Barack Obama : Le sénateur McCain n'arrête pas d'utiliser cet exemple d'un président qui s'asseoirait autour d'une table pour négocier sans pourparlers préalables. Personne n'a envisagé cela. Comme le fait fort bien le sénateur McCain, c'est une présentation fallacieuse de ma position. Lorsque l'on parle de condition préalable, et Henry Kissinger a dit que l'on devrait avoir des contacts sans condition préalable, l'idée, c'est que nous ne pouvons espérer résoudre tous les problèmes avant de commencer les pourparlers. L'administration Bush a admis que cela n'avait pas fonctionné, cette idée que nous refusons de parler à un ennemi. Et l'idée que l'on pourrait rencontrer Ahmadinejad et ne pas réagir alors qu'il profère toutes ces absurdités est ridicule. Personne n'envisage cela.

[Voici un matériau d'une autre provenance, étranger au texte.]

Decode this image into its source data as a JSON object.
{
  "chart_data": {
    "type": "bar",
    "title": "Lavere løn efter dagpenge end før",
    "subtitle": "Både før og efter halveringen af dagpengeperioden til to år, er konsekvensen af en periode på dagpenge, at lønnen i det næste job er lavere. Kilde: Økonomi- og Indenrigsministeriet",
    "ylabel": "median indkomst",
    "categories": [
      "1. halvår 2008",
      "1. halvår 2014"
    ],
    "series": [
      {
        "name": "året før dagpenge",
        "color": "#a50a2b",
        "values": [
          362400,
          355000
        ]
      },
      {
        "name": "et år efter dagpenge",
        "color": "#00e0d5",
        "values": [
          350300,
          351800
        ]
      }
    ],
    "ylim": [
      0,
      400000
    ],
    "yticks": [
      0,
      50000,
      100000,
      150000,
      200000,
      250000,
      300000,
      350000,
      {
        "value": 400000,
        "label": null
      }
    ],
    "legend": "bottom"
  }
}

John McCain : Alors, essayons de comprendre. Nous rencontrons Ahmadinejad qui nous dit nous allons supprimer Israël de la carte et nous, nous lui rétorquons, il n'en est pas question. Allons donc ! Je pense que le docteur Kissinger, qui est mon ami depuis trente-cinq ans, serait fort intéressé par cette conservation et la conception qu'a le sénateur Obama de sa position sur cette question. Cela fait trente-cinq ans que je connais et je peux vous garantir qu'il ne préconiserait pas des pourparlers au niveau présidentiel. Bien sûr, il préconiserait – et d'autres personnes le font – des contacts et des négociations. C'est ce que l'on fait tout le temps. Le sénateur Obama détourne le sens des mots lorsqu'il dit que les conditions préalables veulent dire préparation.

Barack Obama : Je ne détourne pas le sens des mots, j'utilise les mêmes termes que ceux utilisés par vos conseillers.

Question : La Russie, 2 minutes, sénateur Obama. Comment voyez-vous les relations avec la Russie ? Vous la voyez comme concurrente ou comme ennemie ou comme partenaire éventuel ?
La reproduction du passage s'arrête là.